- Based on: Who Wants to Be a Millionaire? by David Briggs; Steven Knight; Mike Whitehill;
- Presented by: Tarik Filipović
- Country of origin: Croatia

Production
- Running time: 60 minutes

Original release
- Network: HRT1
- Release: 24 March 2002 – 3 June 2010
- Release: 19 September 2019 – present

= Tko želi biti milijunaš? =

Tko želi biti milijunaš? (English translation: Who wants to be a millionaire?, usually called Milijunaš) is a Croatian quiz show based on the original British format of Who Wants to Be a Millionaire?. The show is hosted by Tarik Filipović. The game show was broadcast from 2002 to 2010 and again since 2019. It is shown on the HRT1.

The show airs on Thursdays in a primetime slot. The 2019 revival saw minor changes to the show, but there were no bigger changes to the quiz format itself. The "zovi" (Phone a Friend) lifeline was shortened down to 25 seconds from 30, due to increased availability and faster speed of internet search engines, such as Google. The choice of contestants for "najbrži prst" (Fastest Finger First) was cut down to 6 contestants from the original 10 (further reduced to 4 in 2020 due to coronavirus), as per the 2018 UK revival. The lifeline "tri znalca" (Three Wise Men) was added in 2020 to temporarily substitute "pitaj publiku" (Ask the Audience) during the coronavirus pandemic, although Ask the Audience returned in 2021.

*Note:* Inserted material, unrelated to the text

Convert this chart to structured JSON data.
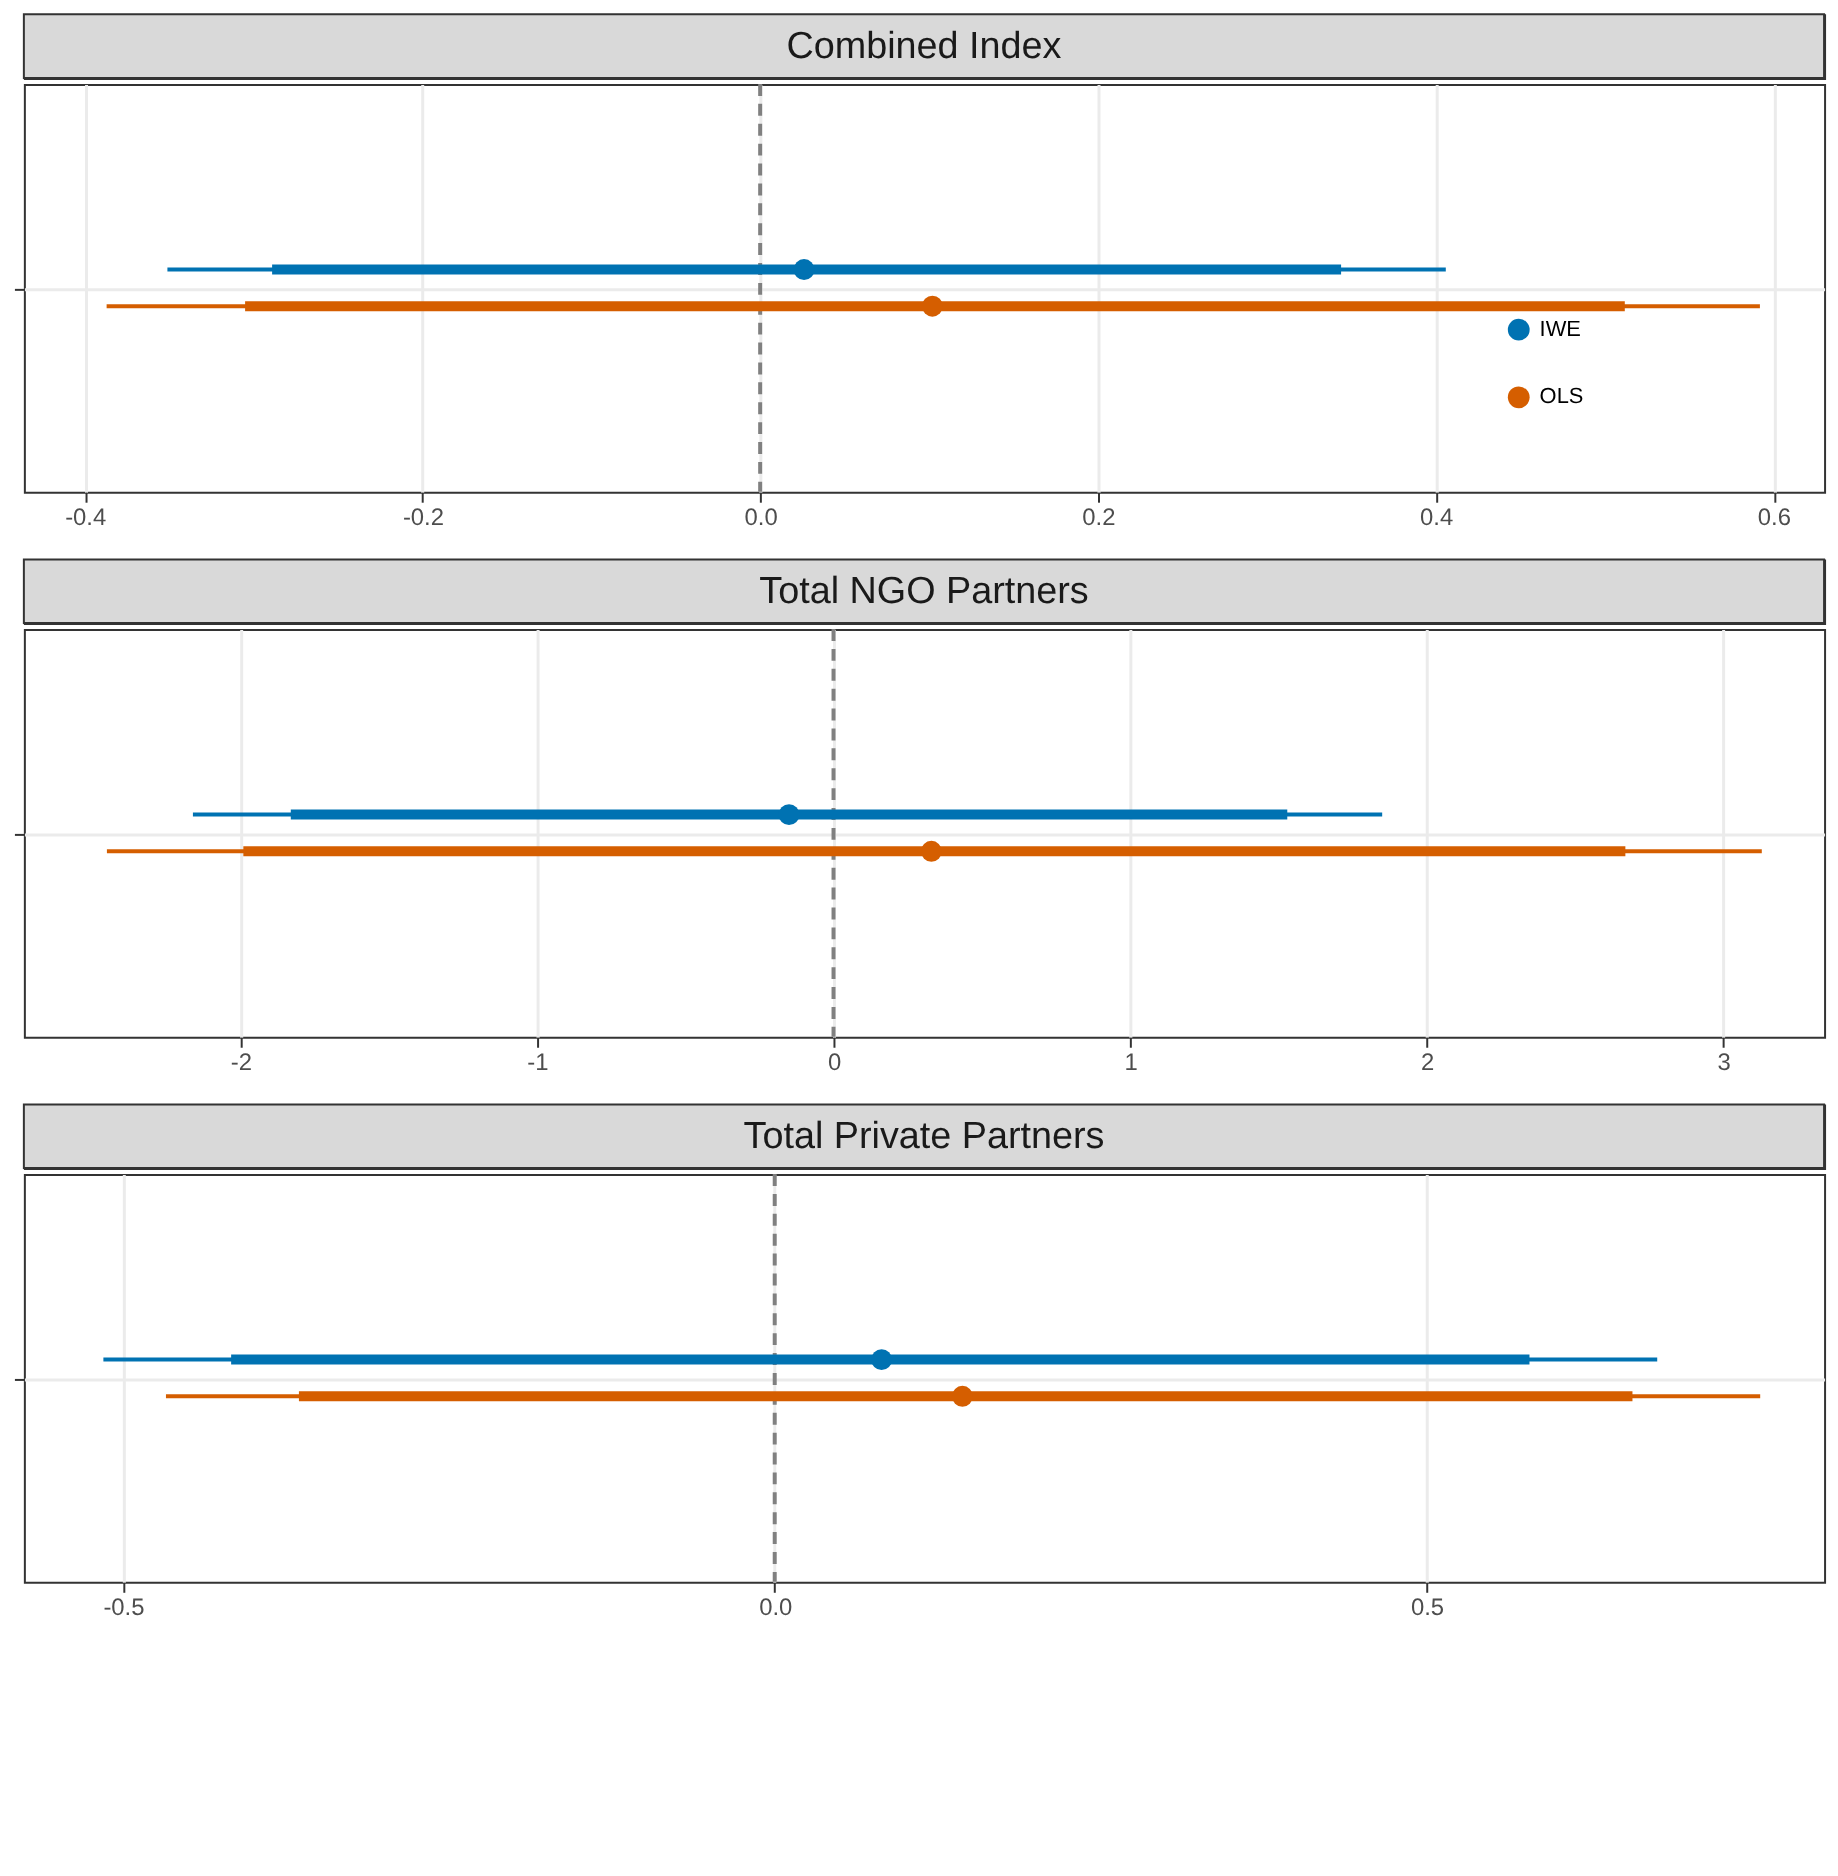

This version is also the second country (after the Dutch version) to adapt the "Olga" graphics package created by Olga van den Brandt, and is the only country to still use the original version, although Turkish version uses a modified version of the original.

==Payout structure==

| Question number | Question value (Yellow zones are the guaranteed levels) |  |
| March 24, 2002 – June 3, 2010 September 19, 2019 – December 29, 2022 | January 5, 2023 – present |
| 1 | 100 kn (€13.27) | €10 |
| 2 | 200 kn (€26.54) | €20 |
| 3 | 300 kn (€39.82) | €50 |
| 4 | 500 kn (€66.36) | €100 |
| 5 | 1,000 kn (€132.72) | €150 |
| 6 | 2,000 kn (€265.45) | €300 |
| 7 | 4,000 kn (€530.89) | €600 |
| 8 | 8,000 kn (€1,061.78) | €1,000 |
| 9 | 16,000 kn (€2,123.56) | €2,500 |
| 10 | 32,000 kn (€4,247.13) | €5,000 |
| 11 | 64,000 kn (€8,494.26) | €10,000 |
| 12 | 125,000 kn (€16,590.35) | €18,000 |
| 13 | 250,000 kn (€33,180.70) | €34,000 |
| 14 | 500,000 kn (€66,361.40) | €68,000 |
| 15 | 1,000,000 kn (€132,722.81) | €150,000 |

==Rules==
The main goal of the game is to win the top prize (1 million kn from 2002 to 2022, €150,000 as of January 5, 2023) by answering 15 multiple-choice questions correctly. There are 4 "lifelines", which are ways for a player to get help during the game. They are 50:50 (pola-pola) (2002–present), phone a friend (zovi) (2002–present), ask the audience (pitaj publiku) (2002–2020, 2022–) and an additional lifeline three wise men (tri znalca) (2020–2022). From 2002 to 2022, when a contestant answered the fifth question correctly, they would be guaranteed to leave with at least 1,000 kn. When a contestant answered the tenth question correct, they would be guaranteed to leave with at least 32,000 kn. As of January 5, 2023, When a contestant answers the fifth question correctly, they are guaranteed to leave with at least €150. When a contestant answers the tenth question correctly, they are guaranteed to leave with at least €5,000.

==Top prize winners==

Fifteen contestants have reached the million-kuna question as of September 27, 2019. However, only one contestant, Mira Bićanić, won the top prize on June 14, 2003. She used her "Ask the Audience" lifeline on the final question and then decided to give the final answer, which was correct.

Nobody has yet reached the final question during the time it has been worth €150,000, and the highest prize won so far under the euro has been €34,000, which has been won by ten contestants.